DOI: 10.1093/bjs/znad258.273 ISSN:

654 Inflammatory Bowel Disease and Risk of Interval Colorectal Carcinoma: What’s Missing in Surveillance Endoscopy?

I Epanomeritakis, C McGuigan, D Mark
  • Surgery

Abstract

Colorectal carcinomas in ulcerative colitis patients are more commonly missed endoscopically compared to those in other symptomatic patients. They may present as flat lesions on a background of colitis, making them harder to visualise. Those presenting after negative colonoscopies are termed interval cancers, and account for up to 50% of colorectal cancers in patients with inflammatory bowel disease (IBD). Professional bodies recommend the use of chromoendoscopy for IBD surveillance to improve diagnostic yield by allowing targeted biopsies of non-polypoid lesions.
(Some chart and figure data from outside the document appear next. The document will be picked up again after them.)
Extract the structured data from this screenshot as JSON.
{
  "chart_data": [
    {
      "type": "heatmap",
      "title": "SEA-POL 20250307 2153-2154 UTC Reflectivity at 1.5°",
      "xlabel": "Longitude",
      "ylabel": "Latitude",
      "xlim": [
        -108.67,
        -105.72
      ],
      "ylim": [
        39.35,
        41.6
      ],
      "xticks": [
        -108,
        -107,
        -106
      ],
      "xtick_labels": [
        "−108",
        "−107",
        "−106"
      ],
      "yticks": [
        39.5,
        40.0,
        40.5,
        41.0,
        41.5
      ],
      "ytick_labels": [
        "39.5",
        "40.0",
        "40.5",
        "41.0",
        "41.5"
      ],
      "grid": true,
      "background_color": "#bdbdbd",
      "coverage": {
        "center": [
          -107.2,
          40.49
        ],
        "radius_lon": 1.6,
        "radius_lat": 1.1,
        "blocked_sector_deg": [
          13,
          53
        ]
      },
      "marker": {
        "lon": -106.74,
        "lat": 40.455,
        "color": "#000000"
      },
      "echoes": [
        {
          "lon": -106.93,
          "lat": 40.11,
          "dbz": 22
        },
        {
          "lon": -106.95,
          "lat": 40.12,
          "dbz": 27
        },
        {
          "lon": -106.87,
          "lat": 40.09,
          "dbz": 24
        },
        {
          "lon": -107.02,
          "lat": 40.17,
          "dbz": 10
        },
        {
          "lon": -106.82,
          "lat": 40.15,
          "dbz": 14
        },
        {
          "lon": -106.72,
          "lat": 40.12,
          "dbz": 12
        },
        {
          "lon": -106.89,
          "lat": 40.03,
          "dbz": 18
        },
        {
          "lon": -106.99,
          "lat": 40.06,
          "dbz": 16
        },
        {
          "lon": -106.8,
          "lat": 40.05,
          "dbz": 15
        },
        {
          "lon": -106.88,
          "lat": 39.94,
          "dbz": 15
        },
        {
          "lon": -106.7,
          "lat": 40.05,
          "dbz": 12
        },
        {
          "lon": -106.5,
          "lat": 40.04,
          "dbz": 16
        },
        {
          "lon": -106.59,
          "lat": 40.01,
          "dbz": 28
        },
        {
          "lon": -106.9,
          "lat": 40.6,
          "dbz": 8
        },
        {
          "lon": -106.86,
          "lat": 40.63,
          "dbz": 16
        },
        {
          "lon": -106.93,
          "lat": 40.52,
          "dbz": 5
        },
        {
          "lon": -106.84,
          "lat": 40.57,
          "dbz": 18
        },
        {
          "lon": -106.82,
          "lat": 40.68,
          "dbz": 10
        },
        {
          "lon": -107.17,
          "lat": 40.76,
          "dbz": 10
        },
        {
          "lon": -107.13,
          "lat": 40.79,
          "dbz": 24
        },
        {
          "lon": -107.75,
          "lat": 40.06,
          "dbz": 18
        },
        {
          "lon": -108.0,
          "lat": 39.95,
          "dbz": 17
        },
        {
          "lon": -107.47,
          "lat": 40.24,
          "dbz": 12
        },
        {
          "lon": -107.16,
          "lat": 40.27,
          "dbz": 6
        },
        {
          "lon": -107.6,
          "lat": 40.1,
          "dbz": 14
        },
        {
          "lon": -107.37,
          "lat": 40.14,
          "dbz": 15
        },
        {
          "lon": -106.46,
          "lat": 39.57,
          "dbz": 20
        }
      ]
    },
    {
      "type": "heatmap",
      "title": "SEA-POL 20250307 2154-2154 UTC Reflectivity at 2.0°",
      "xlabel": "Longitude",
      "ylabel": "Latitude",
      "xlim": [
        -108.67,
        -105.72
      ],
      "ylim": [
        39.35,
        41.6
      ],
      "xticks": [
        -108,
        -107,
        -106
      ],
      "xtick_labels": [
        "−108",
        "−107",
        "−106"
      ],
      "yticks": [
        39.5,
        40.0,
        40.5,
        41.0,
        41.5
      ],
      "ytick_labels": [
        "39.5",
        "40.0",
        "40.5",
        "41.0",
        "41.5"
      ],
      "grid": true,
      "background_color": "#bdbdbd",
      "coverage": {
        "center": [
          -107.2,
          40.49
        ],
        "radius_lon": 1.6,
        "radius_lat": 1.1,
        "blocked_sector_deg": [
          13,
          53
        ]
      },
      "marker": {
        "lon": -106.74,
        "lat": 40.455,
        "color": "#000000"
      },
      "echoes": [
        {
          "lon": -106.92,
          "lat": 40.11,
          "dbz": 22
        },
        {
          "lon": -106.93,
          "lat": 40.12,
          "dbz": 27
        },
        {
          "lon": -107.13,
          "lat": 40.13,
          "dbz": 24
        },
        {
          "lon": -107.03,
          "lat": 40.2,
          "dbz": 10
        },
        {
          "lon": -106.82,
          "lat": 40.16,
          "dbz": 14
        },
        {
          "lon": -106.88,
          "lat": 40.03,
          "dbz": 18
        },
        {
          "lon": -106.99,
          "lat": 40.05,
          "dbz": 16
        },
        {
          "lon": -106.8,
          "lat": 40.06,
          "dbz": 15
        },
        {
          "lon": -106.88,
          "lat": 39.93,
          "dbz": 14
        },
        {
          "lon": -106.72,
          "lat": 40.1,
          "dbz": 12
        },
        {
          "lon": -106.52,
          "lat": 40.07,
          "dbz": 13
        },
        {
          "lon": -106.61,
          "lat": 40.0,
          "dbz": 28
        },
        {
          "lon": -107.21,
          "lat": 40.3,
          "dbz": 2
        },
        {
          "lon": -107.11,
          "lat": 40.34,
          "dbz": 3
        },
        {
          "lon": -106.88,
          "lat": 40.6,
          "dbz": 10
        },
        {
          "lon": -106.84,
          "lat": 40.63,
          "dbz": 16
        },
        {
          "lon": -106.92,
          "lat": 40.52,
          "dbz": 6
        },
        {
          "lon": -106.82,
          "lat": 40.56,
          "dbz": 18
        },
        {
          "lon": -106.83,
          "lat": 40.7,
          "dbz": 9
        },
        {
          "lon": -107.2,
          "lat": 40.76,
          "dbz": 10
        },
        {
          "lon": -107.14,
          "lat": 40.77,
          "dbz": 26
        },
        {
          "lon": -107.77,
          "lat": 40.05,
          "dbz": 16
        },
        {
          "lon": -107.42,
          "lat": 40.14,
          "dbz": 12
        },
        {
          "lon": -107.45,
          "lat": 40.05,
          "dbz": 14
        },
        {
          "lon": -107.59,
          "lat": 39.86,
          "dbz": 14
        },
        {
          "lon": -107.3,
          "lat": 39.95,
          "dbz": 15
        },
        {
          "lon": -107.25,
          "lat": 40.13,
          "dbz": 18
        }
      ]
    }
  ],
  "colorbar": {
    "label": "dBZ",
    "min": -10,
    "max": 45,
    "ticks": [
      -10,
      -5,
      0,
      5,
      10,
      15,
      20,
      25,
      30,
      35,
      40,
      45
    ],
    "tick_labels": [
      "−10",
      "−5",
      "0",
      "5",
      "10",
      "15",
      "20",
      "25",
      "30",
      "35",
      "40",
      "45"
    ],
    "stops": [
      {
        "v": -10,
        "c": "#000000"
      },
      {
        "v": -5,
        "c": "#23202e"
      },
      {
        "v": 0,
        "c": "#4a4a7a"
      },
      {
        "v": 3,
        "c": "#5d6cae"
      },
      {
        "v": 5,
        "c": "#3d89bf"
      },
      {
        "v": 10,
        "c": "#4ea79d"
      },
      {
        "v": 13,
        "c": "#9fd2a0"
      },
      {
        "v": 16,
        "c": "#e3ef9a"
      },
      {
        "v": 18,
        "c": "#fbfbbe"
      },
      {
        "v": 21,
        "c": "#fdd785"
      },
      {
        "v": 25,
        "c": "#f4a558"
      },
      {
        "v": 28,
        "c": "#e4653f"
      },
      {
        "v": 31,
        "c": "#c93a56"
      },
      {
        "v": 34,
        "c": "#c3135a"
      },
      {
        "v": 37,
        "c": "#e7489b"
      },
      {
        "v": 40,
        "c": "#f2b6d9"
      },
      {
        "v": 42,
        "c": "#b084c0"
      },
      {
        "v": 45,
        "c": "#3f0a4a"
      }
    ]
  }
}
We present an asymptomatic missed cancer in a patient with UC following a complete white light surveillance colonoscopy. After the sole endoscopic finding of a small, raised rectal lesion, found to be dysplastic, a CT scan incidentally demonstrated a missed ascending colon tumour. Had chromoendoscopy been used, this cancer may have been detected initially. This case report demonstrates that missed tumours remain a problem during surveillance endoscopy for IBD.